From the first to the last gong, Maidana kept his pre-fight promise of applying relentless pressure. Again and again, he drove his man to the ropes and fired away with chopping overhand rights and left hooks. But waging fistic war on the inside requires maintaining the distance to work effectively and do damage. Whenever the Argentine broke the perimeter, and that was often, Mayweather was usually able to grab him and tie him up.
According to CompuBox, Maidana fired 858 punches, almost twice the number of Mayweather. The much more accurate puncher, Mayweather was able to strafe Maidana with his patented lead and counter rights, but they did little to slow Maidana down. Maidana landed slightly more power shots.
Going into the championship rounds, the full house was spellbound. It seemed as though the fight could go either way and that a page in boxing history was about to turn.
In the end, however, one judge had it a draw (114-114) while the other two had Mayweather ahead by a comfortable margin (117-111; 116-112).
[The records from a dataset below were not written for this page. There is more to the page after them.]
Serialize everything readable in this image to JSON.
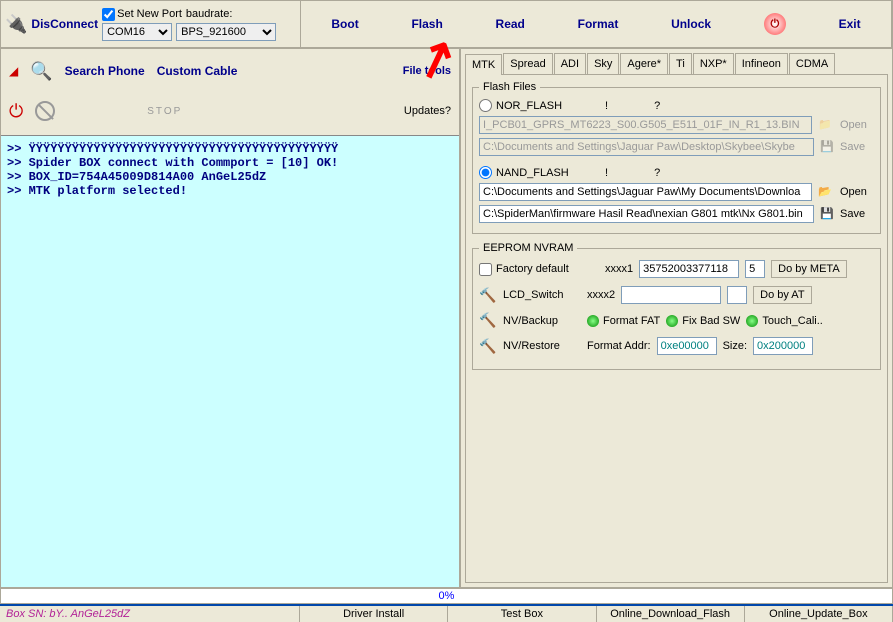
{
  "toolbar": {
    "disconnect": "DisConnect",
    "set_new_port": "Set New Port",
    "baudrate_label": "baudrate:",
    "port_value": "COM16",
    "baud_value": "BPS_921600",
    "buttons": {
      "boot": "Boot",
      "flash": "Flash",
      "read": "Read",
      "format": "Format",
      "unlock": "Unlock",
      "exit": "Exit"
    }
  },
  "left": {
    "search_phone": "Search Phone",
    "custom_cable": "Custom Cable",
    "file_tools": "File tools",
    "stop": "STOP",
    "updates": "Updates?"
  },
  "console": ">> ŸŸŸŸŸŸŸŸŸŸŸŸŸŸŸŸŸŸŸŸŸŸŸŸŸŸŸŸŸŸŸŸŸŸŸŸŸŸŸŸŸŸŸ\n>> Spider BOX connect with Commport = [10] OK!\n>> BOX_ID=754A45009D814A00 AnGeL25dZ\n>> MTK platform selected!",
  "tabs": [
    "MTK",
    "Spread",
    "ADI",
    "Sky",
    "Agere*",
    "Ti",
    "NXP*",
    "Infineon",
    "CDMA"
  ],
  "flash_files": {
    "legend": "Flash Files",
    "nor_label": "NOR_FLASH",
    "nand_label": "NAND_FLASH",
    "qmark": "?",
    "bang": "!",
    "path_nor1": "I_PCB01_GPRS_MT6223_S00.G505_E511_01F_IN_R1_13.BIN",
    "path_nor2": "C:\\Documents and Settings\\Jaguar Paw\\Desktop\\Skybee\\Skybe",
    "path_nand1": "C:\\Documents and Settings\\Jaguar Paw\\My Documents\\Downloa",
    "path_nand2": "C:\\SpiderMan\\firmware Hasil Read\\nexian G801 mtk\\Nx G801.bin",
    "open": "Open",
    "save": "Save"
  },
  "eeprom": {
    "legend": "EEPROM NVRAM",
    "factory_default": "Factory default",
    "xxxx1": "xxxx1",
    "xxxx2": "xxxx2",
    "val1": "35752003377118",
    "val1b": "5",
    "do_meta": "Do by META",
    "do_at": "Do by AT",
    "lcd": "LCD_Switch",
    "backup": "NV/Backup",
    "restore": "NV/Restore",
    "format_fat": "Format FAT",
    "fix_bad": "Fix Bad SW",
    "touch": "Touch_Cali..",
    "format_addr_label": "Format Addr:",
    "format_addr": "0xe00000",
    "size_label": "Size:",
    "size": "0x200000"
  },
  "progress": "0%",
  "status": {
    "box_sn": "Box SN: bY.. AnGeL25dZ",
    "driver": "Driver Install",
    "test": "Test Box",
    "download": "Online_Download_Flash",
    "update": "Online_Update_Box"
  }
}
After the scores were announced, hisses and boos resonated throughout the arena. Boxing, no less than figure skating, is hard to objectively assess. There were a number of stanzas that could have gone either way, but there were few complaints about the judge, who saw this matchup as dead even.
In the post-fight interview, Mayweather, who was cut for the first time in his career, said, "I was in a tough, competitive fight. I normally like to go out there and box and move but he put pressure on me so that's when I decided I'd make it competitive and fight differently."
After the gloves were cut off, a disgruntled Maidana remarked: "I feel I was robbed. I feel I won…He never hurt me with a punch. He wasn't even that tough."
Going into this fight, there was concern among boxing fans that Mayweather was running out of marketable rivals. That shouldn't be a cause for worry anymore. By the end of the evening, everyone was calling for a sequel to this fight. Mayweather seemed agreeable: "If the fans want to see it again, let's do it again."